Accountability for early education–a different approach and some positive signs

Early childhood education in the United States is tangle of options—varying in quality, price, structure, and a range of other dimensions. In part as a result, children start kindergarten having had very different experiences in care and very different opportunities to develop the skills and dispositions that will serve them well during school. Systematic differences across groups by income, race, ethnicity, home language, and geographic location are particularly troubling because inequalities that appear early are often sustained through school and affect prospects throughout life.

Convincing research has demonstrated that high-quality early childhood programs can reduce these differences across groups.¹ A few small programs have demonstrated strong positive effects throughout the life cycle, but even some large-scale programs, such as those in Boston and Tulsa have shown effects on math and reading learning.² These positive results combined with evident need have led to substantial public investment in early childhood education. State spending on preschool more than doubled between 2002 and 2016, from $3.3 to $7.4 billion (constant 2017 dollars).³

However, a range of research also shows that many early childhood programs do not have positive long-term effects. For example, as discussed in an early Evidence Speaks brief, the Tennessee Voluntary Prekindergarten Program showed some positive effects for children as they finished their pre‐k school year; but, these positive were largely gone by the end of kindergarten.⁴ Program quality likely affects whether programs benefit children and recent investments have focused heavily on quality improvement. The Federal government, for example, invested $1.75 billion between 2011 and 2016 in Race to the Top—Early Learning Challenge and Preschool Development Grants requiring quality-improvement infrastructures and the reauthorization of the Child Care and Development Fund included provisions aimed at increasing quality in the child care sector.⁵

Governments have several options in trying to improve quality. Regulations—a form of direct control—are one option that have been used widely in both early childhood and K-12 education. With regulations, governments set minimum class sizes, establish education requirements for teachers and safety requirements for classrooms. Regulations, because they are by nature rigid, tend to set floors on quality instead of pushing towards improvement and making use of opportunities. Other approaches to quality improvement are less consistent but more flexible. For example, local government structures such as school boards are set up to oversee schools with voter accountability, though there is little evidence on how effective they are. School choice is another mechanism aimed to give families some influence over the quality of their schools.
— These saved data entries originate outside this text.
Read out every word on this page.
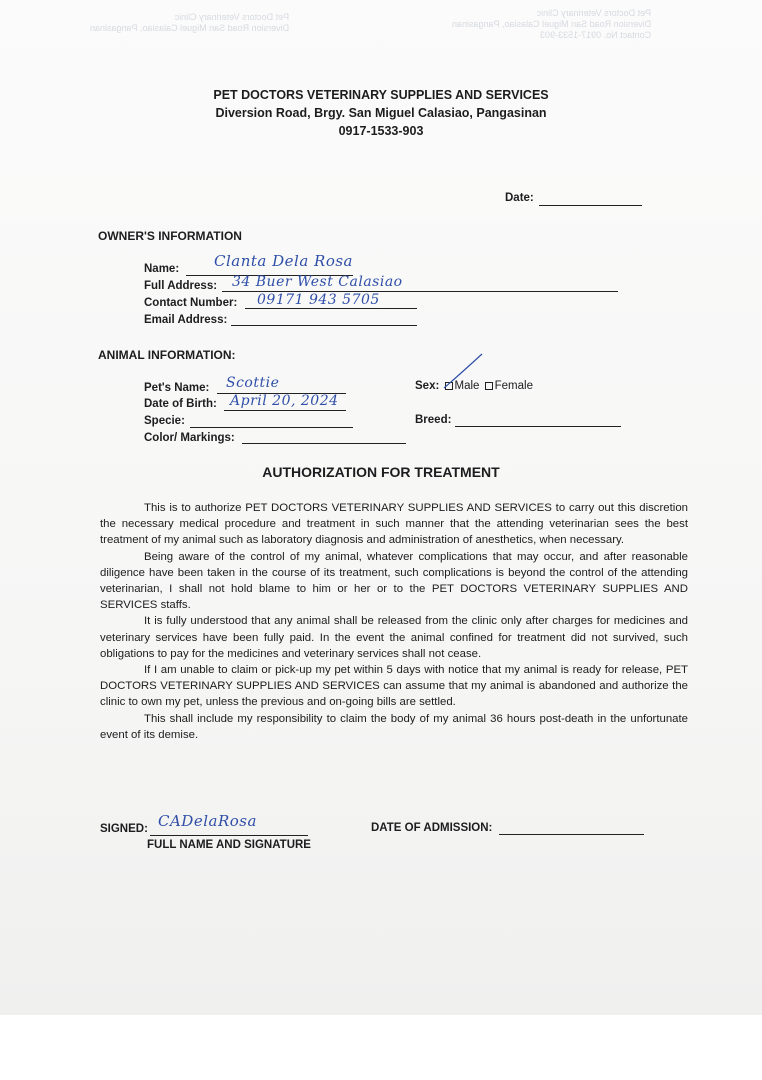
Pet Doctors Veterinary Clinic
Diversion Road San Miguel Calasiao, Pangasinan
Pet Doctors Veterinary Clinic
Diversion Road San Miguel Calasiao, Pangasinan
Contact No. 0917-1533-903
PET DOCTORS VETERINARY SUPPLIES AND SERVICES
Diversion Road, Brgy. San Miguel Calasiao, Pangasinan
0917-1533-903
Date:
OWNER'S INFORMATION
Name: Clanta Dela Rosa
Full Address: 34 Buer West Calasiao
Contact Number: 09171 943 5705
Email Address:
ANIMAL INFORMATION:
Pet's Name: Scottie
Date of Birth: April 20, 2024
Specie:
Color/ Markings:
Sex: Male Female
Breed:
AUTHORIZATION FOR TREATMENT

This is to authorize PET DOCTORS VETERINARY SUPPLIES AND SERVICES to carry out this discretion the necessary medical procedure and treatment in such manner that the attending veterinarian sees the best treatment of my animal such as laboratory diagnosis and administration of anesthetics, when necessary.

Being aware of the control of my animal, whatever complications that may occur, and after reasonable diligence have been taken in the course of its treatment, such complications is beyond the control of the attending veterinarian, I shall not hold blame to him or her or to the PET DOCTORS VETERINARY SUPPLIES AND SERVICES staffs.

It is fully understood that any animal shall be released from the clinic only after charges for medicines and veterinary services have been fully paid. In the event the animal confined for treatment did not survived, such obligations to pay for the medicines and veterinary services shall not cease.

If I am unable to claim or pick-up my pet within 5 days with notice that my animal is ready for release, PET DOCTORS VETERINARY SUPPLIES AND SERVICES can assume that my animal is abandoned and authorize the clinic to own my pet, unless the previous and on-going bills are settled.

This shall include my responsibility to claim the body of my animal 36 hours post-death in the unfortunate event of its demise.

SIGNED: CADelaRosa
FULL NAME AND SIGNATURE
DATE OF ADMISSION:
Starting in the early 1980s, states and the Federal government have used outcomes-based accountability with the aim of quality improvement for primary and secondary education. While the K-12 sector in the US is far more centralized than early childhood, it is still one of the more decentralized elementary and secondary education systems globally. Instead of schooling decisions—such as curriculum, instructional approaches, revenues, salaries—being the purview of the national government, each state retains the legal right to most education decisions and, even then, turns many of schooling decisions to local authorities at the district level, many of whom run only one school or a small group of schools. Such decentralization leads to substantial differences in spending, both between and within states, as well as substantial differences in educational offerings. Outcomes-based accountability approaches to improve educational opportunities while retaining some of the advantages of decentralization, particularly incorporating local knowledge, preferences and opportunities into decision making. The results of accountability in K-12 education have been mixed, with some evidence of improvement, especially for programs aimed at accountability at the school level, but also substantial pushback, particularly for narrowing the scope of educational goals.⁶ Because outcomes-based accountability in the US has used test scores in math and English language arts as primary measures, for example, schools may focus on these outcomes at the expense of other valued goals.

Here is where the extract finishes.